Henri ESTIENNE, auteur cité dans le Littré

H. ESTIENNE (1528-1598)

Dans le texte d'origine du Littré, les auteurs pouvaient être nommés par de nombreuses variantes. Dans cette version en ligne, la forme H. ESTIENNE a été choisie.

240 citations dans le Littré

Œuvres citées dans le dictionnaire Littré

Cette liste des œuvres a été compilée manuellement pour ce site web. Elle n'est pas exhaustive, et privilégie autant que possible les références aux éditions originales. Elle peut toutefois comprendre des publications contemporaines d'É. Littré, lorsque ce dernier était explicite sur ses sources ou qu'il cite des compilations. Le dictionnaire imprimé contenait d'ailleurs une liste très partielle des œuvres et auteurs.

Titre de l'œuvre Date de parution Citations
Introduction au Traité de la conformité des merveilles anciennes avec les modernes, ou Traité prèparatif à l'apologie pour Hérodote 1566 104 citations
Projet de livre intitulé de la précellence du langage français 1579 79 citations
Traité de la conformité du langage français avec le grec 1569 11 citations

Quelques citations de Henri ESTIENNE

Voici un tirage aléatoire parmi ses 240 citations dans le Littré.

  1. Nos ancestres disoyent : diligence passe science ; mais aucuns aujourd'hui disent : patience passe science.
    Précell. 165 (science)
  2. Ils ont un mesme formulaire pour toutes personnes [ils tiennent un même langage].
    Du lang. fr. ital. p. 547 (formulaire)
  3. Quand on dit c'est un Johannes, cela vaut autant que ce que maintenant on appelle un pedant.
    Apol. d'Hérod. p. 19, dans LACURNE (pédant)
  4. Contre Dieu nul ne peut.
    ib. (dieu)
  5. J'ay peur de tenir trop long-temps le lecteur suspens touchant la provision curieuse de notre langage.
    Précell. édit.
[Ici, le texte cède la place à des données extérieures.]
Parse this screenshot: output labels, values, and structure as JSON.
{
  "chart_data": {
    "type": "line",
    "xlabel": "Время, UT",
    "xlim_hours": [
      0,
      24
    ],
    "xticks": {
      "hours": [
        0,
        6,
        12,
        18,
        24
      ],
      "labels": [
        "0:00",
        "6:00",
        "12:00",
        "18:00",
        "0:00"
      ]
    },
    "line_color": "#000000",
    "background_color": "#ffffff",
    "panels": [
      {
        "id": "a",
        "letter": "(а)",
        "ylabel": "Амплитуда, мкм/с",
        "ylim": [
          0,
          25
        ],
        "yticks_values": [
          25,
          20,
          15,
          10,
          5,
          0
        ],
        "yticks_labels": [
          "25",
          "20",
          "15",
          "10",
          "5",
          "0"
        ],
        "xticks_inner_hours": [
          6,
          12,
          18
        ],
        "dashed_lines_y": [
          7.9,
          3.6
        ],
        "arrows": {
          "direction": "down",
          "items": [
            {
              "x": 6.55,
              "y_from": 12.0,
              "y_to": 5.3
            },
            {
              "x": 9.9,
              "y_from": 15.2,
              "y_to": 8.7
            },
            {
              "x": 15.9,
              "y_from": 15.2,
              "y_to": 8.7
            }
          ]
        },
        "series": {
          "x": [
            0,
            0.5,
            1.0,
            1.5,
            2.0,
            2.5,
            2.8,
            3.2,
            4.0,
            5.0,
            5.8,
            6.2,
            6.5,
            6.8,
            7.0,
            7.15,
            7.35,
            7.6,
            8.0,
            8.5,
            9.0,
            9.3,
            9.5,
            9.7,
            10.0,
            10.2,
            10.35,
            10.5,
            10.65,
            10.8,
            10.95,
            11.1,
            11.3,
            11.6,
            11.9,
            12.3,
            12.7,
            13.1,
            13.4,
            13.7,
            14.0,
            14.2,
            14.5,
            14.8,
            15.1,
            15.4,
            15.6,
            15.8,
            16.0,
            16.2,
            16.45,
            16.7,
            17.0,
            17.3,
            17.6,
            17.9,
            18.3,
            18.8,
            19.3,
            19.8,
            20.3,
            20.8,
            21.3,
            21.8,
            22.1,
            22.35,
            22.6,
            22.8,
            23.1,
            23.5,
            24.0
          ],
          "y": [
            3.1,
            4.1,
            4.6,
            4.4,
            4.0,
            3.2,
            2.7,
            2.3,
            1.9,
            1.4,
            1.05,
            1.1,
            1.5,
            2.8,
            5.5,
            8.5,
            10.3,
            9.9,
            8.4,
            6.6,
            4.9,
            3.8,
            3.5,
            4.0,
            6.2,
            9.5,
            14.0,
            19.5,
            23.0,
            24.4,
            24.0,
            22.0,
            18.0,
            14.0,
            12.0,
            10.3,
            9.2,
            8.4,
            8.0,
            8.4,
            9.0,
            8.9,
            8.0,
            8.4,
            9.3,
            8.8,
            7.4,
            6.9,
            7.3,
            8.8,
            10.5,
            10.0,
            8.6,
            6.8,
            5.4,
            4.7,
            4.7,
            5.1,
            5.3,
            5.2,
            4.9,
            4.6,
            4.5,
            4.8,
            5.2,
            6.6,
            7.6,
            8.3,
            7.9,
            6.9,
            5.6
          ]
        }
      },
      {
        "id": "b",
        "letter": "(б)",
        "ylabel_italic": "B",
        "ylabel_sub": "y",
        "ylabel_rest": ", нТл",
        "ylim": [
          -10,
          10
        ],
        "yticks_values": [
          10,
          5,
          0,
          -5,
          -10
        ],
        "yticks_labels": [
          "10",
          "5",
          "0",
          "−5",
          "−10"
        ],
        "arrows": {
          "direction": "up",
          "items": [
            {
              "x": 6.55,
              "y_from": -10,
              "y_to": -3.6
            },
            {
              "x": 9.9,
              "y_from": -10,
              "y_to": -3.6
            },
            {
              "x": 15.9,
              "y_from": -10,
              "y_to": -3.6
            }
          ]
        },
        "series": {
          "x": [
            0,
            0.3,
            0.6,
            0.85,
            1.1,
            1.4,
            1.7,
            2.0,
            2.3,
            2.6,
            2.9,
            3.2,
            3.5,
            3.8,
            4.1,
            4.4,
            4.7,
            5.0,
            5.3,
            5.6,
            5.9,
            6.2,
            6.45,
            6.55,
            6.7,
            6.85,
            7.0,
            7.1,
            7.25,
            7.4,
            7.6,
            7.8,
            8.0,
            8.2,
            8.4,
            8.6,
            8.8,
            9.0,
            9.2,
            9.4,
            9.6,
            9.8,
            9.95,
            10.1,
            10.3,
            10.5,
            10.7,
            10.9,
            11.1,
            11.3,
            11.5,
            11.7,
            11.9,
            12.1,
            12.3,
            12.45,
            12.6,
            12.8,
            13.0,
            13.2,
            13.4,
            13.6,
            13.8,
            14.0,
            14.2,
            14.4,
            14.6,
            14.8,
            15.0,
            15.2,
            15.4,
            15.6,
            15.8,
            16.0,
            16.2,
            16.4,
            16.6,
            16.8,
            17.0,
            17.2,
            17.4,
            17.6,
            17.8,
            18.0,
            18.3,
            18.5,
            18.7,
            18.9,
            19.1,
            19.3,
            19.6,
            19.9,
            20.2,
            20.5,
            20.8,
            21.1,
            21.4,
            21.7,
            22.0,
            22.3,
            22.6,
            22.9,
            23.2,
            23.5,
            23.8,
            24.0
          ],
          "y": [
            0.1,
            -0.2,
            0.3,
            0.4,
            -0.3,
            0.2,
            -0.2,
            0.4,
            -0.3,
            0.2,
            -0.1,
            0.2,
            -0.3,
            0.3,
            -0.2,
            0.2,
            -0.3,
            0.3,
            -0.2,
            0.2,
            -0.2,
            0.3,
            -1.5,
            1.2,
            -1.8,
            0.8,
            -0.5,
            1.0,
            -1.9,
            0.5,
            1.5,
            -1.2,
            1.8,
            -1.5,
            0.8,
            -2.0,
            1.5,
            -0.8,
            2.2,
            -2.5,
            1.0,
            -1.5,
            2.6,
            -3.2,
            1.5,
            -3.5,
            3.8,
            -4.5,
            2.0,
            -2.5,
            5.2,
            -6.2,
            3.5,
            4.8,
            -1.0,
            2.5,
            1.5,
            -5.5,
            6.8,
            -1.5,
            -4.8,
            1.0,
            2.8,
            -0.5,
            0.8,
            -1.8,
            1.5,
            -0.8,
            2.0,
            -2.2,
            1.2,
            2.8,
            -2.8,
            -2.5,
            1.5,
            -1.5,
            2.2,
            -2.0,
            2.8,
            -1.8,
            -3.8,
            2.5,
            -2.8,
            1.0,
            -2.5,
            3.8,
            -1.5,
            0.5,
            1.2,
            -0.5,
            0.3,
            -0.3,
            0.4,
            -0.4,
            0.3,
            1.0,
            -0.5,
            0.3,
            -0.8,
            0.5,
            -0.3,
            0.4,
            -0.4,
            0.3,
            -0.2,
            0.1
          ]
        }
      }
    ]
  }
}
FEUGÉRE, p. 116 (suspens)
  6. Ptisane, qu'on appelle communéement tisane.
    Précellence, p. 218 (tisane)
  7. Outre celles qu'ils entretenoient en leurs maisons, ils avoient leurs chalandes [maîtresses] par tous les endroits de la ville.
    Apol. d'Hérod. p. 58, dans LACURNE (chaland, ande [1])
  8. Il est fort suffisant en cela [il s'y connaît].
    Précell. p. 79 (suffisant, ante)
  9. La laisser [la poulaille] mortifier et attendrir d'elle-mesme.
    Apol. pour Hér. p. 365 (attendrir)
  10. Ne pourroit-on pas à bon droit nommer nostre siecle le parangon de mechanceté ?
    Apol. d'Hérod. p. 107, dans LACURNE (parangon)
  11. Je sçay bien que les poures Egyptiens d'Herodote sont fort moquez quant à leur religion, et ne nie pas que ce ne soit à bon droict ; car on y voit de grans badinages.
    Apolog. pour Hérod. Disc. prélim. VI (badinage)
  12. Entre tant de François qui usent tous les jours de ces mots, niais ou niez, hagard, debonnaire, leurré, bien peu prennent garde à leur premier usage et s'aperçoivent qu'ils disent des hommes ce qui se dit proprement des oiseaux de proye… ceux-là sçauront que niais ou niez se dit proprement du faucon ou autre oiseau de proye qui est pris au nid et n'ayant encore volé.
    Précellence du langage françois, éd. FEUGÈRE, p. 128 (niais, aise)
  13. À petit sainct petite offrande.
    ib. p. 198 (saint, ainte)
  14. Commun proverbe, toute chose qui est bonne à prendre est bonne à rendre.
    Apol. d'Hérod. p. 178, dans LACURNE (prendre)
  15. Un cheval qui a beu ayant trop chaud, et pour tant a beu for le temps qu'il devoit boire.
    dans le Dict. de DOCHEZ. (fourbu, ue)
  16. Au besoin cognoist on l'ami.
    Précell. p. 180 (ami, ie)
  17. Voleurs et guetteurs de chemins se prennent pour synonymes.
    Apol. d'Hérod. p. 271, dans LACURNE (guetteur)
  18. Appelez porteurs de rogatons, pour ce qu'ils ne vivent que des aumones des gens de bien et de grammercis.
    ib. p. 358 (rogaton)
  19. Ceste ruse est des plus sublimes, comme on parle aujourd'hui.
    Apol. d'Hérod. p. 256, dans LACURNE (sublime)
  20. Attaquer, d'attacher qui est le vray mot et nayf.